On June 21, 1919 occurred the greatest single loss of shipping since Man first sat astride a log and floated away from land. The Persian Fleet met its end at Salamis and the U.S. Pacific Fleet was smashed at Pearl Harbor, but both of these disasters resulted from enemy action. The Spanish Armada was scattered and destroyed, but the main reason for its doom was a big storm. The German High Seas Fleet survived a cataclysmic war almost unscathed, but the bulk of its strength and tonnage was destroyed by order of the German admiral in command at the time. The scale of loss, over 400,000 tons of the finest warships then in existence, 74 vessels of which 52 actually went to the bottom under the eyes of the enemy, is unique in itself. That it was an act of self-destruction based on a misapprehension compounds the uniqueness of the event.
At the end of World War I, the German High Seas Fleet was sent to Scapa Flow in the north of Scotland for internment. The ships were demilitarized (i.e., all ammunition was off-loaded and all weapons were disabled) and swung at anchor while the Treaty of Versailles was being thrashed out. Skeleton German crews were on board and the Fleet was under the command of Rear Admiral Ludwig von Reuter. In mid-June 1919, Reuter, whose English was not good, read an article in The Times that the High Seas Fleet was to be parcelled out to the victorious powers. Rather than have that happen, he arranged for all the ships to be scuttled, and gave the order on June 21st.

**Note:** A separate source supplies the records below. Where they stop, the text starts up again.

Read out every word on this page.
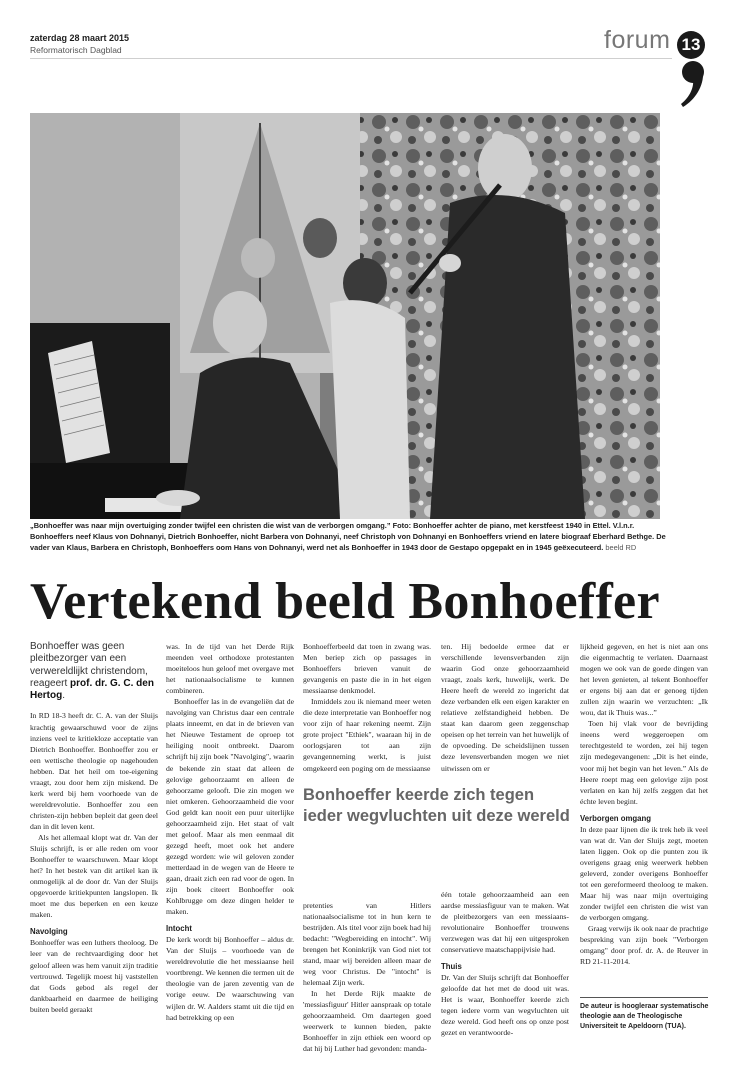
zaterdag 28 maart 2015
Reformatorisch Dagblad	forum 13
„Bonhoeffer was naar mijn overtuiging zonder twijfel een christen die wist van de verborgen omgang.” Foto: Bonhoeffer achter de piano, met kerstfeest 1940 in Ettel. V.l.n.r. Bonhoeffers neef Klaus von Dohnanyi, Dietrich Bonhoeffer, nicht Barbera von Dohnanyi, neef Christoph von Dohnanyi en Bonhoeffers vriend en latere biograaf Eberhard Bethge. De vader van Klaus, Barbera en Christoph, Bonhoeffers oom Hans von Dohnanyi, werd net als Bonhoeffer in 1943 door de Gestapo opgepakt en in 1945 geëxecuteerd. beeld RD
Vertekend beeld Bonhoeffer

Bonhoeffer was geen pleitbezorger van een verwereldlijkt christendom, reageert prof. dr. G. C. den Hertog.

In RD 18-3 heeft dr. C. A. van der Sluijs krachtig gewaarschuwd voor de zijns inziens veel te kritiekloze acceptatie van Dietrich Bonhoeffer. Bonhoeffer zou er een wettische theologie op nagehouden hebben. Dat het heil om toe-eigening vraagt, zou door hem zijn miskend. De kerk werd bij hem voorhoede van de wereldrevolutie. Bonhoeffer zou een christen-zijn hebben bepleit dat geen deel dan in dit leven kent.

Als het allemaal klopt wat dr. Van der Sluijs schrijft, is er alle reden om voor Bonhoeffer te waarschuwen. Maar klopt het? In het bestek van dit artikel kan ik onmogelijk al de door dr. Van der Sluijs opgevoerde kritiekpunten langslopen. Ik moet me dus beperken en een keuze maken.

Navolging

Bonhoeffer was een luthers theoloog. De leer van de rechtvaardiging door het geloof alleen was hem vanuit zijn traditie vertrouwd. Tegelijk moest hij vaststellen dat Gods gebod als regel der dankbaarheid en daarmee de heiliging buiten beeld geraakt

was. In de tijd van het Derde Rijk meenden veel orthodoxe protestanten moeiteloos hun geloof met overgave met het nationaalsocialisme te kunnen combineren.

Bonhoeffer las in de evangeliën dat de navolging van Christus daar een centrale plaats inneemt, en dat in de brieven van het Nieuwe Testament de oproep tot heiliging nooit ontbreekt. Daarom schrijft hij zijn boek "Navolging", waarin de bekende zin staat dat alleen de gelovige gehoorzaamt en alleen de gehoorzame gelooft. Die zin mogen we niet omkeren. Gehoorzaamheid die voor God geldt kan nooit een puur uiterlijke gehoorzaamheid zijn. Het staat of valt met geloof. Maar als men eenmaal dit gezegd heeft, moet ook het andere gezegd worden: wie wil geloven zonder metterdaad in de wegen van de Heere te gaan, draait zich een rad voor de ogen. In zijn boek citeert Bonhoeffer ook Kohlbrugge om deze dingen helder te maken.

Intocht

De kerk wordt bij Bonhoeffer – aldus dr. Van der Sluijs – voorhoede van de wereldrevolutie die het messiaanse heil voortbrengt. We kennen die termen uit de theologie van de jaren zeventig van de vorige eeuw. De waarschuwing van wijlen dr. W. Aalders stamt uit die tijd en had betrekking op een

Bonhoefferbeeld dat toen in zwang was. Men beriep zich op passages in Bonhoeffers brieven vanuit de gevangenis en paste die in in het eigen messiaanse denkmodel.

Inmiddels zou ik niemand meer weten die deze interpretatie van Bonhoeffer nog voor zijn of haar rekening neemt. Zijn grote project "Ethiek", waaraan hij in de oorlogsjaren tot aan zijn gevangenneming werkt, is juist omgekeerd een poging om de messiaanse

pretenties van Hitlers nationaalsocialisme tot in hun kern te bestrijden. Als titel voor zijn boek had hij bedacht: "Wegbereiding en intocht". Wij brengen het Koninkrijk van God niet tot stand, maar wij bereiden alleen maar de weg voor Christus. De "intocht" is helemaal Zijn werk.

In het Derde Rijk maakte de 'messiasfiguur' Hitler aanspraak op totale gehoorzaamheid. Om daartegen goed weerwerk te kunnen bieden, pakte Bonhoeffer in zijn ethiek een woord op dat hij bij Luther had gevonden: manda-

ten. Hij bedoelde ermee dat er verschillende levensverbanden zijn waarin God onze gehoorzaamheid vraagt, zoals kerk, huwelijk, werk. De Heere heeft de wereld zo ingericht dat deze verbanden elk een eigen karakter en relatieve zelfstandigheid hebben. De staat kan daarom geen zeggenschap opeisen op het terrein van het huwelijk of de opvoeding. De scheidslijnen tussen deze levensverbanden mogen we niet uitwissen om er

één totale gehoorzaamheid aan een aardse messiasfiguur van te maken. Wat de pleitbezorgers van een messiaans-revolutionaire Bonhoeffer trouwens verzwegen was dat hij een uitgesproken conservatieve maatschappijvisie had.

Thuis

Dr. Van der Sluijs schrijft dat Bonhoeffer geloofde dat het met de dood uit was. Het is waar, Bonhoeffer keerde zich tegen iedere vorm van wegvluchten uit deze wereld. God heeft ons op onze post gezet en verantwoorde-

lijkheid gegeven, en het is niet aan ons die eigenmachtig te verlaten. Daarnaast mogen we ook van de goede dingen van het leven genieten, al tekent Bonhoeffer er ergens bij aan dat er genoeg tijden zullen zijn waarin we verzuchten: „Ik wou, dat ik Thuis was...”

Toen hij vlak voor de bevrijding ineens werd weggeroepen om terechtgesteld te worden, zei hij tegen zijn medegevangenen: „Dit is het einde, voor mij het begin van het leven.” Als de Heere roept mag een gelovige zijn post verlaten en kan hij zelfs zeggen dat het échte leven begint.

Verborgen omgang

In deze paar lijnen die ik trek heb ik veel van wat dr. Van der Sluijs zegt, moeten laten liggen. Ook op die punten zou ik overigens graag enig weerwerk hebben geleverd, zonder overigens Bonhoeffer tot een gereformeerd theoloog te maken. Maar hij was naar mijn overtuiging zonder twijfel een christen die wist van de verborgen omgang.

Graag verwijs ik ook naar de prachtige bespreking van zijn boek "Verborgen omgang" door prof. dr. A. de Reuver in RD 21-11-2014.

Bonhoeffer keerde zich tegen ieder wegvluchten uit deze wereld
De auteur is hoogleraar systematische theologie aan de Theologische Universiteit te Apeldoorn (TUA).
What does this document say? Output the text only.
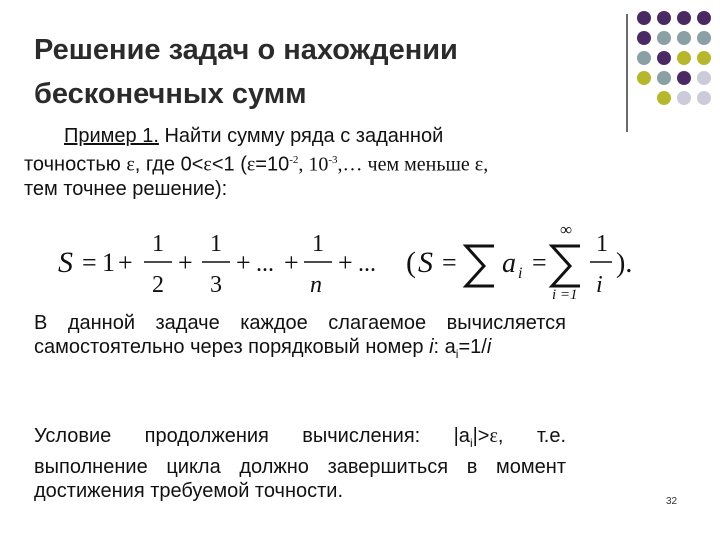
Решение задач о нахождении
бесконечных сумм
Пример 1. Найти сумму ряда с заданной
точностью ε, где 0<ε<1 ($\varepsilon=10^{-2}$, $10^{-3},\dots$ чем меньше ε,
тем точнее решение):
S = 1 +
1
2
+
1
3
+ ... +
1
n
+ ... ( S = a i =
∞
i =1
1
i
).
В данной задаче каждое слагаемое вычисляется самостоятельно через порядковый номер i: $a_i=1/i$
Условие продолжения вычисления: $|a_i|>\varepsilon$, т.е. выполнение цикла должно завершиться в момент достижения требуемой точности.	32
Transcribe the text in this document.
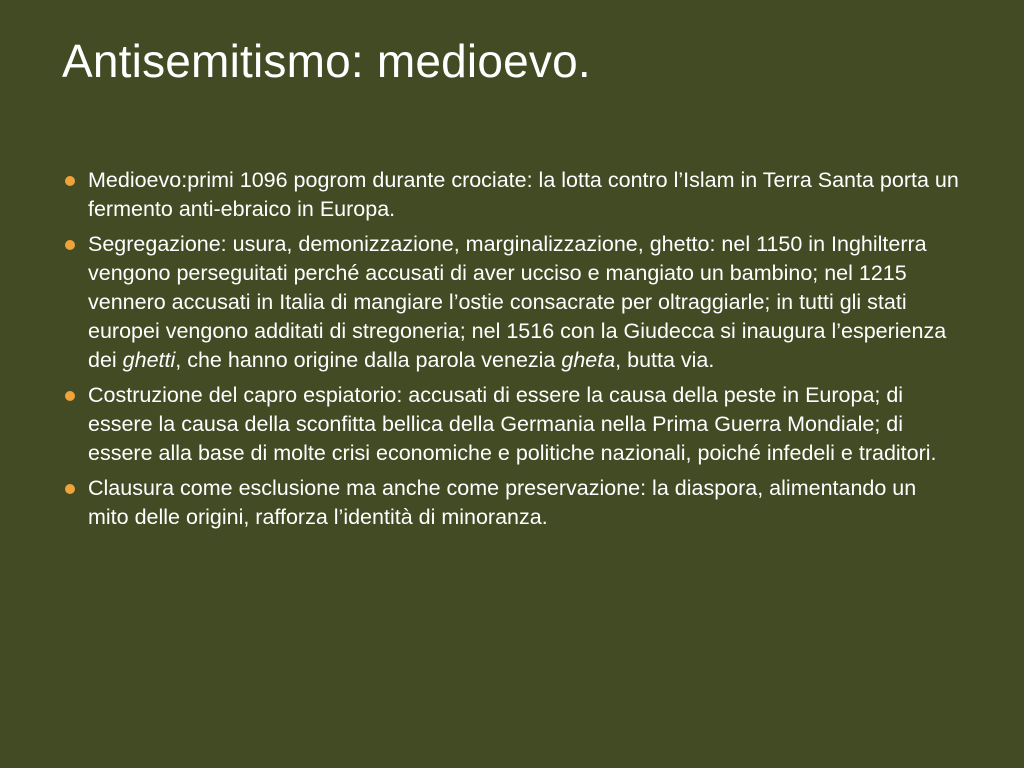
Antisemitismo: medioevo.
Medioevo:primi 1096 pogrom durante crociate: la lotta contro l’Islam in Terra Santa porta un fermento anti-ebraico in Europa.
Segregazione: usura, demonizzazione, marginalizzazione, ghetto: nel 1150 in Inghilterra vengono perseguitati perché accusati di aver ucciso e mangiato un bambino; nel 1215 vennero accusati in Italia di mangiare l’ostie consacrate per oltraggiarle; in tutti gli stati europei vengono additati di stregoneria; nel 1516 con la Giudecca si inaugura l’esperienza dei ghetti, che hanno origine dalla parola venezia gheta, butta via.
Costruzione del capro espiatorio: accusati di essere la causa della peste in Europa; di essere la causa della sconfitta bellica della Germania nella Prima Guerra Mondiale; di essere alla base di molte crisi economiche e politiche nazionali, poiché infedeli e traditori.
Clausura come esclusione ma anche come preservazione: la diaspora, alimentando un mito delle origini, rafforza l’identità di minoranza.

Unfortunately, The Times article was about options under discussion at Versailles. While the French, Japanese and Italians wanted some of the German ships, the British and Americans didn't want to upset the balance of naval power. The same day that Reuter had the Fleet scuttled, the British and Americans prevailed upon the other allies to have the ships scrapped.

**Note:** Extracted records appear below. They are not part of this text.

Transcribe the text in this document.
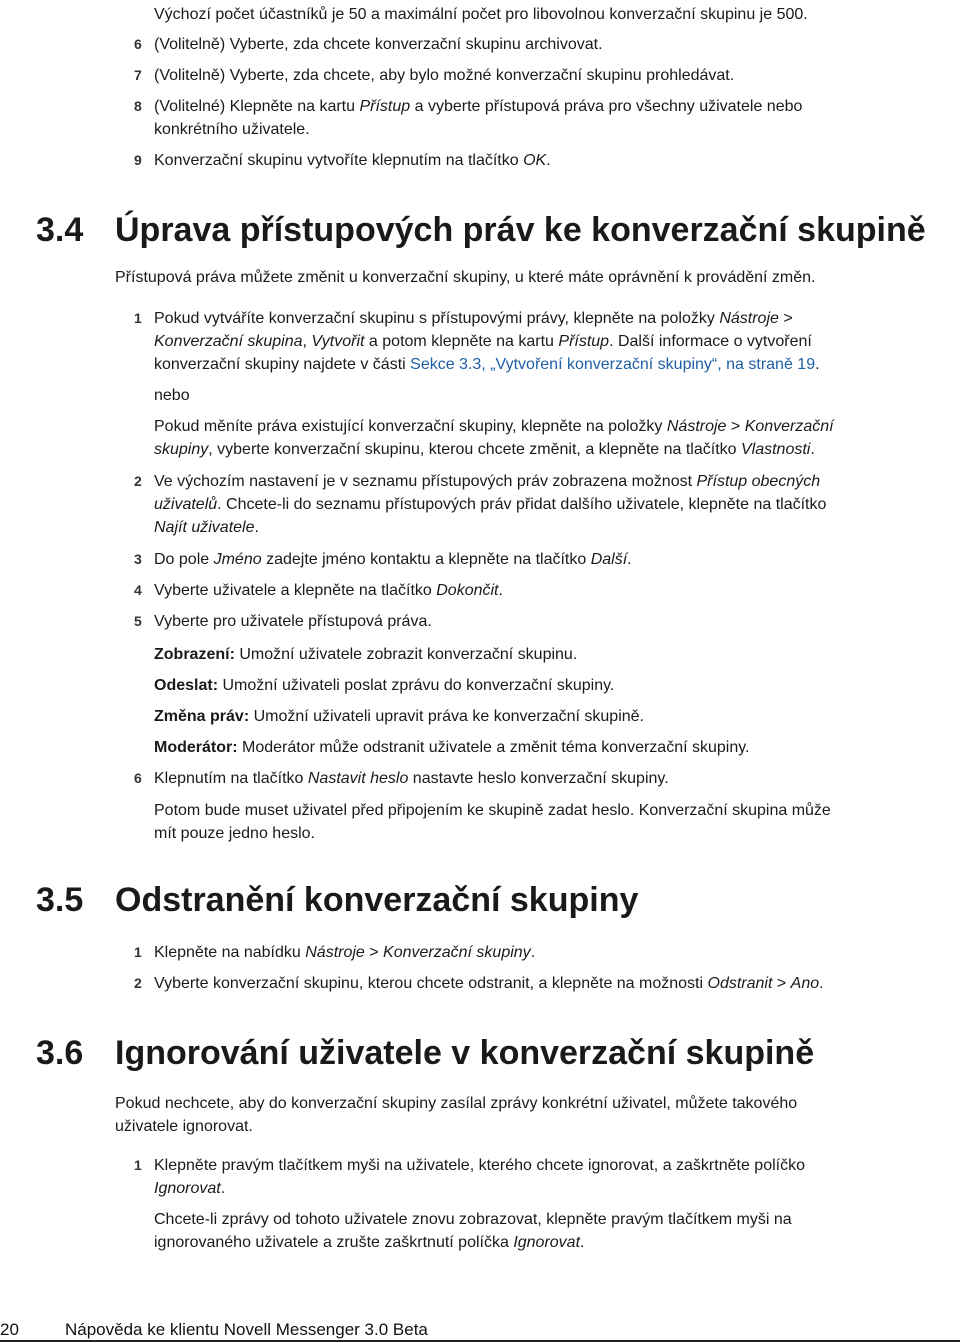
Výchozí počet účastníků je 50 a maximální počet pro libovolnou konverzační skupinu je 500.

6 (Volitelně) Vyberte, zda chcete konverzační skupinu archivovat.

7 (Volitelně) Vyberte, zda chcete, aby bylo možné konverzační skupinu prohledávat.

8 (Volitelné) Klepněte na kartu Přístup a vyberte přístupová práva pro všechny uživatele nebo
konkrétního uživatele.

9 Konverzační skupinu vytvoříte klepnutím na tlačítko OK.

3.4 Úprava přístupových práv ke konverzační skupině

Přístupová práva můžete změnit u konverzační skupiny, u které máte oprávnění k provádění změn.

1 Pokud vytváříte konverzační skupinu s přístupovými právy, klepněte na položky Nástroje >
Konverzační skupina, Vytvořit a potom klepněte na kartu Přístup. Další informace o vytvoření
konverzační skupiny najdete v části Sekce 3.3, „Vytvoření konverzační skupiny“, na straně 19.

nebo

Pokud měníte práva existující konverzační skupiny, klepněte na položky Nástroje > Konverzační
skupiny, vyberte konverzační skupinu, kterou chcete změnit, a klepněte na tlačítko Vlastnosti.

2 Ve výchozím nastavení je v seznamu přístupových práv zobrazena možnost Přístup obecných
uživatelů. Chcete-li do seznamu přístupových práv přidat dalšího uživatele, klepněte na tlačítko
Najít uživatele.

3 Do pole Jméno zadejte jméno kontaktu a klepněte na tlačítko Další.

4 Vyberte uživatele a klepněte na tlačítko Dokončit.

5 Vyberte pro uživatele přístupová práva.

Zobrazení: Umožní uživatele zobrazit konverzační skupinu.

Odeslat: Umožní uživateli poslat zprávu do konverzační skupiny.

Změna práv: Umožní uživateli upravit práva ke konverzační skupině.

Moderátor: Moderátor může odstranit uživatele a změnit téma konverzační skupiny.

6 Klepnutím na tlačítko Nastavit heslo nastavte heslo konverzační skupiny.

Potom bude muset uživatel před připojením ke skupině zadat heslo. Konverzační skupina může
mít pouze jedno heslo.

3.5 Odstranění konverzační skupiny
1 Klepněte na nabídku Nástroje > Konverzační skupiny.

2 Vyberte konverzační skupinu, kterou chcete odstranit, a klepněte na možnosti Odstranit > Ano.

3.6 Ignorování uživatele v konverzační skupině

Pokud nechcete, aby do konverzační skupiny zasílal zprávy konkrétní uživatel, můžete takového
uživatele ignorovat.

1 Klepněte pravým tlačítkem myši na uživatele, kterého chcete ignorovat, a zaškrtněte políčko
Ignorovat.

Chcete-li zprávy od tohoto uživatele znovu zobrazovat, klepněte pravým tlačítkem myši na
ignorovaného uživatele a zrušte zaškrtnutí políčka Ignorovat.

20	Nápověda ke klientu Novell Messenger 3.0 Beta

Van der Vat discusses the situation in Germany at the end of the war, what conditions were like on the ships interned in Scapa Flow, and how dislike and distrust of the Germans by the British caused the scuttle. He explains how the scuttle took place and how it caused the final casualties of the First World War. Van der Vat concludes by describing the decades long salvage of the High Seas Fleet. As a bit of trivia, fragments of the Kaiser's fleet are in demand for making scientific instruments and some small bits of the German ships are probably on the Moon.